Wat zou er zijn gebeurd als het ondier werkelijk naar Rome zou zijn gereisd? Hij zou Willem van Moerbeke hebben ontmoet, de pauselijk penitentiarius. Die zou een flinke kluif aan de zaak-Reynaert hebben gehad, want de helse straffen vormden juist rond 1270 een punt van discussie. In 1274 zou het Tweede Concilie van Lyon de zaken nog verder compliceren door het Vagevuur te introduceren.

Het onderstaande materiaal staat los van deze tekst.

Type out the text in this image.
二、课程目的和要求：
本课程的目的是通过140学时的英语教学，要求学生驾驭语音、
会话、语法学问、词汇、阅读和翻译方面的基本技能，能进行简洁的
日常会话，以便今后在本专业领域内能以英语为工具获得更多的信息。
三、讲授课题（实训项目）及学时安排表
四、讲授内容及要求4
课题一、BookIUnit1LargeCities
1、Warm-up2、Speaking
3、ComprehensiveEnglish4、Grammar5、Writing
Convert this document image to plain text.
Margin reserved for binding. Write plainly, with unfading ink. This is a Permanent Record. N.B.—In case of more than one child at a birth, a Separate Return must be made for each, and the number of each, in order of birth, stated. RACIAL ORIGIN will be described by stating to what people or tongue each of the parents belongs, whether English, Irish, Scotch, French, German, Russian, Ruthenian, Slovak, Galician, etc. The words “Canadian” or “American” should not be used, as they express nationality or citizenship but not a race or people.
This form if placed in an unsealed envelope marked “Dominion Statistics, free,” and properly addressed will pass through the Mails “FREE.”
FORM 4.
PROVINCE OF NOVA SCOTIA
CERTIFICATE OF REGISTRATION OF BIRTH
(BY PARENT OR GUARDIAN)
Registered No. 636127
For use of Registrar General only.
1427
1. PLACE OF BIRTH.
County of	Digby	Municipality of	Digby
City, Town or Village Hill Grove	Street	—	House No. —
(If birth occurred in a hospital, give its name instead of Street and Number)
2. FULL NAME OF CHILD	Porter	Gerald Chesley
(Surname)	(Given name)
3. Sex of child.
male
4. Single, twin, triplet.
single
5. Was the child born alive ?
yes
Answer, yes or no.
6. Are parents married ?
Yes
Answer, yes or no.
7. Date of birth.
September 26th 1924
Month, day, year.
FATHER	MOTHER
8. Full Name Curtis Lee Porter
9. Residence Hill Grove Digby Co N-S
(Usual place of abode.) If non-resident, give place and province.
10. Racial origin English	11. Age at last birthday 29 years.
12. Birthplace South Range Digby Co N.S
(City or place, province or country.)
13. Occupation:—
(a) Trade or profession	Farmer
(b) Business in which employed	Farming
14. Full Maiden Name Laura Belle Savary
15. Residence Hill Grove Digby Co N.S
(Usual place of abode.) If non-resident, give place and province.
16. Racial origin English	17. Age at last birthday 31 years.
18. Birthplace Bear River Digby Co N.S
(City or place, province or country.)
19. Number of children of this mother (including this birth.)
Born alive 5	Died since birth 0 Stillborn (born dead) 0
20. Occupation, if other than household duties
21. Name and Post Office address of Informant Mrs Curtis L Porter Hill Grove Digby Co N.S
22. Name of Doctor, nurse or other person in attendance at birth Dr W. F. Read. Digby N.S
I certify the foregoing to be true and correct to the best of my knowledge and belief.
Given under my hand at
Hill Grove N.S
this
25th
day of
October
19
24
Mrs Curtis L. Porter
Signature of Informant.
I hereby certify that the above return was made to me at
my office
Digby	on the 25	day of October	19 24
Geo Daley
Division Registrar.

Ongetwijfeld zal Willem van Moerbeke, geconfronteerd met het wonder van een berouwvolle vos, de Bijbel hebben geraadpleegd. Dat leverde dan weinig op: Samson gebruikte vossen als oorlogswapen (Richteren 15.4), het dier leefde in ondergrondse holen (Matteüs 8.20) en had een voorkeur voor desolate landschappen (Klaagliederen 5.18). Uiteraard was “vos” de scheldnaam van Herodes Antipas, maar dat bracht Willem niet verder (Lukas 13.32).

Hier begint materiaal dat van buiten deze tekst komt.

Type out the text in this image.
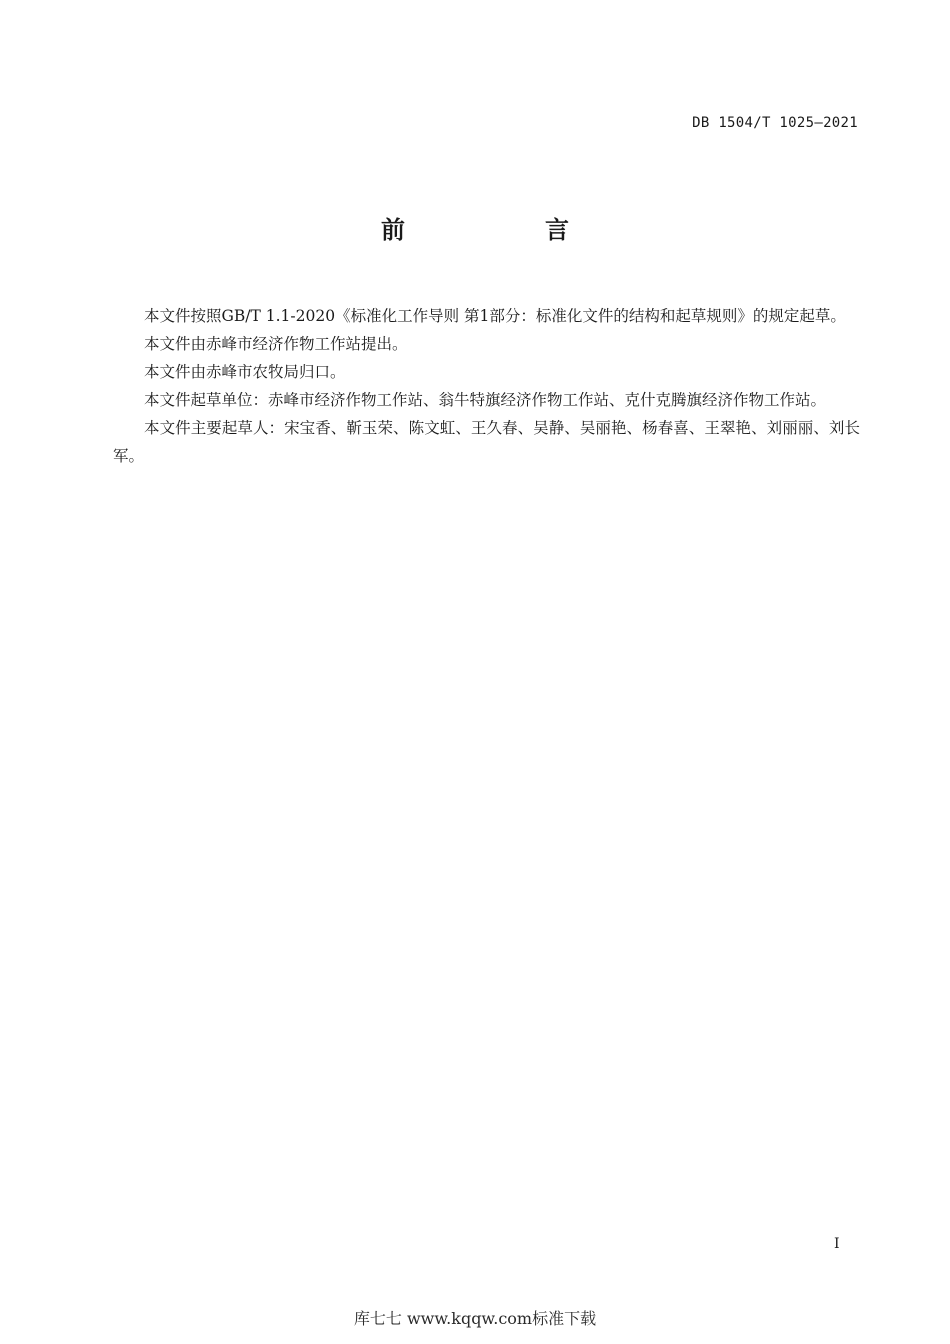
DB 1504/T 1025—2021
前　言

本文件按照GB/T 1.1-2020《标准化工作导则 第1部分：标准化文件的结构和起草规则》的规定起草。

本文件由赤峰市经济作物工作站提出。

本文件由赤峰市农牧局归口。

本文件起草单位：赤峰市经济作物工作站、翁牛特旗经济作物工作站、克什克腾旗经济作物工作站。

本文件主要起草人：宋宝香、靳玉荣、陈文虹、王久春、吴静、吴丽艳、杨春喜、王翠艳、刘丽丽、刘长军。

I
库七七 www.kqqw.com标准下载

Gelukkig waren er de Griekse teksten, Aristoteles’ geschrift Dierkundig onderzoek voorop. De vos joeg op muizen (580b25), viel te kruisen met een hond (607a3), was bevriend met de raaf (609b31) en de slang (610a12), maar leefde op voet van oorlog met het smelleken (609b29), de arend (619b10) en de wolf (609b1). In Egypte waren vossen kleiner dan in Europa (605a23). De penis van de vos was botachtig hard (500b23) en het was, al met al, een listig en gemeen dier (488b22).

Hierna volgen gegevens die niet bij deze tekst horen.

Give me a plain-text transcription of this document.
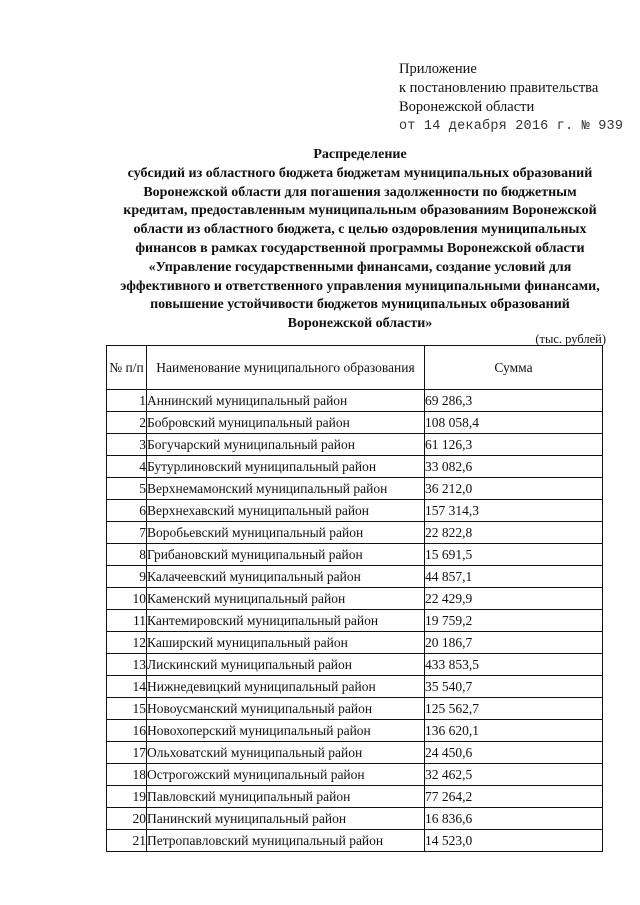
Приложение
к постановлению правительства
Воронежской области
от 14 декабря 2016 г. № 939
Распределение
субсидий из областного бюджета бюджетам муниципальных образований Воронежской области для погашения задолженности по бюджетным кредитам, предоставленным муниципальным образованиям Воронежской области из областного бюджета, с целью оздоровления муниципальных финансов в рамках государственной программы Воронежской области «Управление государственными финансами, создание условий для эффективного и ответственного управления муниципальными финансами, повышение устойчивости бюджетов муниципальных образований Воронежской области»
(тыс. рублей)
№ п/п	Наименование муниципального образования	Сумма
1	Аннинский муниципальный район	69 286,3
2	Бобровский муниципальный район	108 058,4
3	Богучарский муниципальный район	61 126,3
4	Бутурлиновский муниципальный район	33 082,6
5	Верхнемамонский муниципальный район	36 212,0
6	Верхнехавский муниципальный район	157 314,3
7	Воробьевский муниципальный район	22 822,8
8	Грибановский муниципальный район	15 691,5
9	Калачеевский муниципальный район	44 857,1
10	Каменский муниципальный район	22 429,9
11	Кантемировский муниципальный район	19 759,2
12	Каширский муниципальный район	20 186,7
13	Лискинский муниципальный район	433 853,5
14	Нижнедевицкий муниципальный район	35 540,7
15	Новоусманский муниципальный район	125 562,7
16	Новохоперский муниципальный район	136 620,1
17	Ольховатский муниципальный район	24 450,6
18	Острогожский муниципальный район	32 462,5
19	Павловский муниципальный район	77 264,2
20	Панинский муниципальный район	16 836,6
21	Петропавловский муниципальный район	14 523,0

Kortom, het is maar goed dat Reynaert niet werkelijk naar Rome is gegaan, want Willem van Moerbeke zou hem die aflaat nooit hebben gegeven.

Deel dit:

5 gedachtes over “De vos in de Bijbel en bij Aristoteles

  1. Sijbolt Noorda

    Kernpunt is dat de roodbruine vos van onze streken een ander dier is dan de woestijnvos uit bijbelse tijden. De fennel is n omnivoor groepsdier met supergrote oren en roept ongetwijfeld andere gevoelens op dan Reinaertje van onze prentenboeken

  2. Adriaan Gaastra

    Willem zou waarschijnlijk in eerste instantie niet de Bijbel of Aristoteles geraadpleegd hebben, maar een verzameling met canoniek recht, zoals Gratianus’ Decretum of het Liber Extra (een collectie pauselijke decretalen). Lastige kwesties zou hij door kunnen sturen naar Parijs of Bologna ter beoordeling. Passages uit de Bijbel of de werken van Aristoteles zullen zeker in zijn achterhoofd hebben gezeten, maar zouden niet als eerste rechtvaardiging voor een penitentie hebben gediend.

  3. Gerdien_dJ

    Wat staat er precies in Aristoteles’ Dierkundig Onderzoek?De vos viel te kruisen met een hond (607a3)? Dat klopt niet, vossen en honden kruisen voorzover bekend niet.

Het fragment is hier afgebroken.